[This article was first published on Blog - Data Science and the fst Package, and kindly contributed to R-bloggers]. (You can report issue about the content on this page here)
Want to share your content on R-bloggers? click here if you have a blog, or here if you don't.

The fst package uses LZ4 and ZSTD to compress columnar data. In the latest release, methods compress_fst and decompress_fst were added which allow for direct (multi-threaded) access to these excellent compressors.

# LZ4 and ZSTD

LZ4 is one of the fastest compressors around, and like all LZ77-type compressors, decompression is even faster. The fst package uses LZ4 to compress and decompress data when lower compression levels are selected (in method write_fst). For higher compression levels, the ZSTD compressor is used, which offers superior compression ratio’s but requires more CPU resources.
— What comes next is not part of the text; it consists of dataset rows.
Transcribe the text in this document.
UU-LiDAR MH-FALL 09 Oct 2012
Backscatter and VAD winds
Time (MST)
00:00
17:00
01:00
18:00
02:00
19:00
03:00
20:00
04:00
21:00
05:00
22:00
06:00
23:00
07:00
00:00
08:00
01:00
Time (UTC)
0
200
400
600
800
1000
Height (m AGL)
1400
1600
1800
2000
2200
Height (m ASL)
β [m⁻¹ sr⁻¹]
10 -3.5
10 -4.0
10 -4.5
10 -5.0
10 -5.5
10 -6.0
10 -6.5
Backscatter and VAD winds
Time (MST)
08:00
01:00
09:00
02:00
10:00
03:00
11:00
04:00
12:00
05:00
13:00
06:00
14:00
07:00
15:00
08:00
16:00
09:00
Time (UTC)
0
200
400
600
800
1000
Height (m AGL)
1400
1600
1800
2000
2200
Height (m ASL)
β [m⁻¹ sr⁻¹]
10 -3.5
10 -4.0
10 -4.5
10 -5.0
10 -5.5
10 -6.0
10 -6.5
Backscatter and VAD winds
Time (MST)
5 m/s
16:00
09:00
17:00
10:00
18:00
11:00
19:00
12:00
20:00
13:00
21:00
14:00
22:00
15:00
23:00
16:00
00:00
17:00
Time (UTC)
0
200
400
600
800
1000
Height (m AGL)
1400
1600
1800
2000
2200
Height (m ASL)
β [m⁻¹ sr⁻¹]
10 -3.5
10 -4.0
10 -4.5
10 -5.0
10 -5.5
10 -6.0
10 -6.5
# How to use LZ4 and ZSTD from the fst package

From version 0.8.0, methods compress_fst and decompress_fst are available in the package. These methods give you direct access to LZ4 and ZSTD. As an example of how they can be used, we download a 90 MB file from Kaggle and recompress it using ZSTD:

library(fst)

sample_file <- "survey_results_public.csv"

# read file contents into a raw vector

# compress bytes with ZSTD at a compression level of 20 percent
compressed_vec <- compress_fst(raw_vec, "ZSTD", 20)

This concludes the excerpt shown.